VONIS.ID - Hubungan Jerman dan China memanas.
Ini terkait upaya melepaskan ketergantungan Berlin dari Beijing.
Pemerintah Kanselir Olaf Scholz mendesak perusahaan di negeri itu untuk "menghilangkan risiko" karena China.
Hal ini kemudian dipertegas dengan pernyataan Menteri Luar Negeri Jerman Annalena Baerbock.
"Bagi Jerman, China tetap menjadi mitra, pesaing, saingan sistemik.
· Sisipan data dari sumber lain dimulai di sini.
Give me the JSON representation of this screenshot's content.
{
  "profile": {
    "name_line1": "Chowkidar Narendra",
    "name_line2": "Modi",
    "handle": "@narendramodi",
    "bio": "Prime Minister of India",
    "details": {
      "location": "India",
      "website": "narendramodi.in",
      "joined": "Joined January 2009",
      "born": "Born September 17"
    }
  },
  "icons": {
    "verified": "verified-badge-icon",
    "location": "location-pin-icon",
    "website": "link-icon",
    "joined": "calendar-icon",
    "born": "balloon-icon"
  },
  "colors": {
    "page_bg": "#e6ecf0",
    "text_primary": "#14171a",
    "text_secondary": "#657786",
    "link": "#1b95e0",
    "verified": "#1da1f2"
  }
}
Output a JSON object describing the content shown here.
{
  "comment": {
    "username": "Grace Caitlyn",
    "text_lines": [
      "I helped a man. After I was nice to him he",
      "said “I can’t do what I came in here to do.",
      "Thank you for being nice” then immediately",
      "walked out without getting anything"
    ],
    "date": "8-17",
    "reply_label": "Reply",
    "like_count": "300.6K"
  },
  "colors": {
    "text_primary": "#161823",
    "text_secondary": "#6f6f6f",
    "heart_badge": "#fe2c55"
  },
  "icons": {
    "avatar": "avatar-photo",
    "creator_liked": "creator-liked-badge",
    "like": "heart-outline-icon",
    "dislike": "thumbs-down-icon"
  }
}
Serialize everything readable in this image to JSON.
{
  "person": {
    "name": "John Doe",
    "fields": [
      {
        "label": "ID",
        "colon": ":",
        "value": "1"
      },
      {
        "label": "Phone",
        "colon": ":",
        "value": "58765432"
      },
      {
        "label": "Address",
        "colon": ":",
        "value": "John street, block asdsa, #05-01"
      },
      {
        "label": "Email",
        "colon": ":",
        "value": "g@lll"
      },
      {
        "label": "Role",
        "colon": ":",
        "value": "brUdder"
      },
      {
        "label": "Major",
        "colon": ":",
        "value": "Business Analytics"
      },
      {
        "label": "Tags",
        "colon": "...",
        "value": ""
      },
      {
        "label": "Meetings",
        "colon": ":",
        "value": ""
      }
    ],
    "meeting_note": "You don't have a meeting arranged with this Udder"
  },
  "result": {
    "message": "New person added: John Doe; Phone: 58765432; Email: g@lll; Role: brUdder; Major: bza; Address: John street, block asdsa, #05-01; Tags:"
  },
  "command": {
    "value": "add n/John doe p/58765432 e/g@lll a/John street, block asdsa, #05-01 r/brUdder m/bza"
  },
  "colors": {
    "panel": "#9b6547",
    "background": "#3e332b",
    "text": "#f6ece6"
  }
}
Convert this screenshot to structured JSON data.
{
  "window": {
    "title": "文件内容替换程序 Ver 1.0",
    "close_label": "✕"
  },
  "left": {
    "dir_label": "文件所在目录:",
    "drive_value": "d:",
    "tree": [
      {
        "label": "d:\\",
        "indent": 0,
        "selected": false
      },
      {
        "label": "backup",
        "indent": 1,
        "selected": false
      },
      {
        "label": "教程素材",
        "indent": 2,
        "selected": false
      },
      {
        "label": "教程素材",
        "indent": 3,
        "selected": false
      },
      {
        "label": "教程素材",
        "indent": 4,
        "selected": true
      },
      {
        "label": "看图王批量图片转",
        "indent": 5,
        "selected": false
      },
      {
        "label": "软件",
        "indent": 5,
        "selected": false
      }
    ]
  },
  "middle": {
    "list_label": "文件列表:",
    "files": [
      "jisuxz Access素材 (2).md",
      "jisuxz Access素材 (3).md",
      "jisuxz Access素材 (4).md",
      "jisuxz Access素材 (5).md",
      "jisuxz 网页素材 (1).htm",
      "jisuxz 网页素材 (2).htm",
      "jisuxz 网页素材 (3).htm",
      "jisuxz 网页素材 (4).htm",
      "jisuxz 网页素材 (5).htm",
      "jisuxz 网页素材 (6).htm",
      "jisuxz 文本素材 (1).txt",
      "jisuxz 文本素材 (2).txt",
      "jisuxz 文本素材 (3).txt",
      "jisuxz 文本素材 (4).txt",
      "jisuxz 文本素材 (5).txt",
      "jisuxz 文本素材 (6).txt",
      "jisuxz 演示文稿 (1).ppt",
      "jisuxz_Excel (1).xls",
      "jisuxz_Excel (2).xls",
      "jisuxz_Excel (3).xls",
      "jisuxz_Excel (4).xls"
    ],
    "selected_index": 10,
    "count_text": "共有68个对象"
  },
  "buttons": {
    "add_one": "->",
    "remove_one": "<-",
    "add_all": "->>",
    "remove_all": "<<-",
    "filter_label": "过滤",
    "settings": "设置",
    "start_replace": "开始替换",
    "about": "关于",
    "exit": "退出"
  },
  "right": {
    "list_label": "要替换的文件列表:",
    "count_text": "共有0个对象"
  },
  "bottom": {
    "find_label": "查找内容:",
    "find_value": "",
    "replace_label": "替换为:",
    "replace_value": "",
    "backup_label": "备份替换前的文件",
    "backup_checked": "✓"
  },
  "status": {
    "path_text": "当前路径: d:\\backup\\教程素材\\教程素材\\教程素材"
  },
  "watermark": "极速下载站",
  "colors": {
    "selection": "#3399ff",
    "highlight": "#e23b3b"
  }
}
Tetapi aspek persaingan sistemik telah menjadi semakin menonjol dalam beberapa tahun terakhir," ucap Annalena Baerbock, dikutip dari CNBC.
Sementara itu, ketergantungan sejumlah negara Eropa mulai menurun ke China, tapi Jerman sebaliknya.
Ketergantungan dengan negara Tirai Bambu itu jadi makin penting bagi Jerman dalam beberapa tahun terakhir.
China adalah mitra dagang tunggal terbesar Jerman.
Pada tahun 2022, impor Jerman dari China naik 33,6% dari tahun lalu menjadi 191,1 miliar euro sementara ekspor Jerman ke China hanya naik 3,1% menjadi 106,8 miliar euro.
Padahal sebuah laporan badan intelijen Jerman disebut bagaimana China menjadi ancaman terbesar.
Ini terkait spionase ekonomi dan ilmiah serta investasi asing langsung di Jerman.
China diyakini bisa bertindak melawan kepentingan Jerman dan menempatkan keamanan internasional di bawah tekanan.
Dan belum lama ini, China memberlakukan pembatasan ekspor pada dua logam pembuat chip utama, yang kemudian dijadikan peringatan bagi Eropa dan AS.
Ini kaitannya dengan perang teknologi atas chip berteknologi tinggi.
Hal ini kemudian mendapat reaksi keras dari Beijing.
Pemerintah Xi Jinping menyatakan, pernyataan itu akan merusak kerja sama dan kepercayaan.
China mengatakan, Jerman memandang negerinya sebagai pesaing dan saingan sistemik tidak sejalan dengan fakta objektif atau dengan kepentingan bersama kedua negara.
"Banyak tantangan dan masalah yang dihadapi Jerman saat ini bukan disebabkan oleh China. China adalah mitra Jerman dalam menghadapi tantangan, bukan lawannya," tulis keterangan Kedutaan besar China di Jerman.